Cholesterol and Influenza Viral Fusion Mechanisms: Using Sterol Analogues to Probe Mechanism

Abstract

Fusion between the viral envelope and target cell membrane is a crucial step for infection of influenza and other enveloped viruses. The influenza envelope protein hemagglutinin provides a necessary driving force for fusion. However, both viral and target membrane composition can also have a significant impact on infectivity. Here, we examine the effect of sterol composition on viral membrane fusion kinetics.
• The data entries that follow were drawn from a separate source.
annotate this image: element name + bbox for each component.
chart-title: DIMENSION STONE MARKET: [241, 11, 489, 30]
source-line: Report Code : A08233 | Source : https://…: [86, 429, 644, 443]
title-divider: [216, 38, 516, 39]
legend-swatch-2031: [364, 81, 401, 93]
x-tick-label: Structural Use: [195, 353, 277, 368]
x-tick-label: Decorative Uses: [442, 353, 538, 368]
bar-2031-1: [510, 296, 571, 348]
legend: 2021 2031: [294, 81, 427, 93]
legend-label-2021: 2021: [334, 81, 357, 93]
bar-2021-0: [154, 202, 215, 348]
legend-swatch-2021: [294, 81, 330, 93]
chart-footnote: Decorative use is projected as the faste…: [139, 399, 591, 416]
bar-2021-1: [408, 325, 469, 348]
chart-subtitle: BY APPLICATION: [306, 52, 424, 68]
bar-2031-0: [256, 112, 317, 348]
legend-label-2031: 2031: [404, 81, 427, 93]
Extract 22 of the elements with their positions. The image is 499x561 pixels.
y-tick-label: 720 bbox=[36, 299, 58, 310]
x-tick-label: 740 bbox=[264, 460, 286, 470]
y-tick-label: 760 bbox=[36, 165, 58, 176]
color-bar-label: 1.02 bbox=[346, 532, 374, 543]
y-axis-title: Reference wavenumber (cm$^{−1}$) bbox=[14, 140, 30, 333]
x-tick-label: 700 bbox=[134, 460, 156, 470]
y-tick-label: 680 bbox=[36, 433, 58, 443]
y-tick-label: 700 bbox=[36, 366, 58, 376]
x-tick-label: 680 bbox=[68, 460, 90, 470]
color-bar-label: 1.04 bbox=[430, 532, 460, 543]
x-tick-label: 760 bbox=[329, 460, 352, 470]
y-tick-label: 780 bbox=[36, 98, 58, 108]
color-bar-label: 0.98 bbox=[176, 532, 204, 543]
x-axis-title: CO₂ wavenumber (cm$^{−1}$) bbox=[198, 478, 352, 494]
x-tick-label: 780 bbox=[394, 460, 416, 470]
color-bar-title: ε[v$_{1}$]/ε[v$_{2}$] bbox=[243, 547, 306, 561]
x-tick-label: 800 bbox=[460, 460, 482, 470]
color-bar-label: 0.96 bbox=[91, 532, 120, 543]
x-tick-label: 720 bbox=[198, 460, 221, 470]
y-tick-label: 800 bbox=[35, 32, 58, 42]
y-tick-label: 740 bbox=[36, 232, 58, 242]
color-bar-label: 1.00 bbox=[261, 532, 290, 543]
We have previously shown that changes to cholesterol concentration in either synthetic target liposomes or viral membranes can alter both hemi-fusion and fusion kinetics. Increasing cholesterol in target liposomes caused a monotonic increase in fusion rate, while depleting viral cholesterol from the starting cholesterol:phospholipid ratio of 1:1 had a more complex effect. To further characterize what chemical properties of cholesterol are responsible for the observed changes and begin to dissect the responsible mechanism, we examined the effect of other related sterols. We tested seven cholesterol analogues, measuring fusion kinetics when each sterol was used in place of cholesterol in target liposomes or when cholesterol was extracted from the viral membrane and replaced by each sterol tested. As measured by fluorescence dequenching kinetics, fusion between X-31 influenza virus and target vesicles containing 20% sterol did not significantly change hemi-fusion or fusion rates among the sterols tested. Most sterols tested in the viral envelope had a minimal effect on fusion kinetics compared with cholesterol. However, replacing viral envelope cholesterol with cholesteryl sulfate significantly slowed both hemi-fusion and fusion. We are currently working to identify the chemical basis for this effect.